Dağ Alpi Saltuk

53 9 25
                                    

Çolpan otağında otururken gergin bir şekilde bekliyordu. Al giysiler içindeydi. Bu duruma geldiği için kalbi çok kırgındı. Bir han kızı ve taht varisi olarak yapması gerekeni yapıyordu. Adayların arasında en olabilecek kişiyi seçmişti ve evet, kalbindekini seçememişti. Çünkü kalbindeki herhangi bir cesaret gösteremeyen bir aptal alpti. Babası alpte olsa verirdi ama o sadece uzaktan uzağa bakardı Çolpan'a. Çolpan ise onu çoktan fark etmiş ve bu aptal alpe gönül vermişti. Dağbanlardan Saltuk.

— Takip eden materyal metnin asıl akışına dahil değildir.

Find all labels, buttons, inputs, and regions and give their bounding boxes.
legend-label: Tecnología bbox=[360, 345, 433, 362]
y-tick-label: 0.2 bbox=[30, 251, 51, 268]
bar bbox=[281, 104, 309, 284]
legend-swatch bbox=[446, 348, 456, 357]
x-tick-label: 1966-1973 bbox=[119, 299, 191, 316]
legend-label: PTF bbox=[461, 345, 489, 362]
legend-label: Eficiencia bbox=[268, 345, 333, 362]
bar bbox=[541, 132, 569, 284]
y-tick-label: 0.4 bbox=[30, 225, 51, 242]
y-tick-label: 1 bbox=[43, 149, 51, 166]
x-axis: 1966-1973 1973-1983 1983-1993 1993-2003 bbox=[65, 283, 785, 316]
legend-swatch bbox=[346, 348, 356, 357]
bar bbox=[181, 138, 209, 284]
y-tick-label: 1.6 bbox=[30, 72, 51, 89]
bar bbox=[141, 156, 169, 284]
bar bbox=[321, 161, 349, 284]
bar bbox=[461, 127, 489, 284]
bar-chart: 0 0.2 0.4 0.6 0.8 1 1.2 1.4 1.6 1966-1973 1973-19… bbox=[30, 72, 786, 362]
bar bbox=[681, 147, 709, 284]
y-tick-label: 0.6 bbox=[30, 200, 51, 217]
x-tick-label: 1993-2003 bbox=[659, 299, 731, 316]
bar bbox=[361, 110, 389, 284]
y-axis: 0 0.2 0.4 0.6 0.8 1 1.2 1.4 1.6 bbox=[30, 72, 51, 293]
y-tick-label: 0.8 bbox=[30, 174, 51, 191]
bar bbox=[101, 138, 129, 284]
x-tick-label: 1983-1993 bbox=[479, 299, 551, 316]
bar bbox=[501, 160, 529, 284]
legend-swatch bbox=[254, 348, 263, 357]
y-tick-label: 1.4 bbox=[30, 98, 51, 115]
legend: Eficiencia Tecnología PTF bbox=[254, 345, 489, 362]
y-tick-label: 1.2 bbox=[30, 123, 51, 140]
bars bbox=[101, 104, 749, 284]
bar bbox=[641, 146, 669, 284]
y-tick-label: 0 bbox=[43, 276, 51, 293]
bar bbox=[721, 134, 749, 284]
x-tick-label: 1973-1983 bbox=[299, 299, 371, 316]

Tılsım heyecanla yanına geldiğinde "Altay beg geldi. Çıkasın kandaşım." Tılsım Çolpan'ın kalkmadığını görünce yanına doğru yürüdü. "Çolpan sen istemez misin, bu toyu?" Çolpan ablasına bir şey demeden ayağa kalktı. "Siyasi bir evlilik en doğrusudur, ablam. Tıpkı senin yaptığın gibi."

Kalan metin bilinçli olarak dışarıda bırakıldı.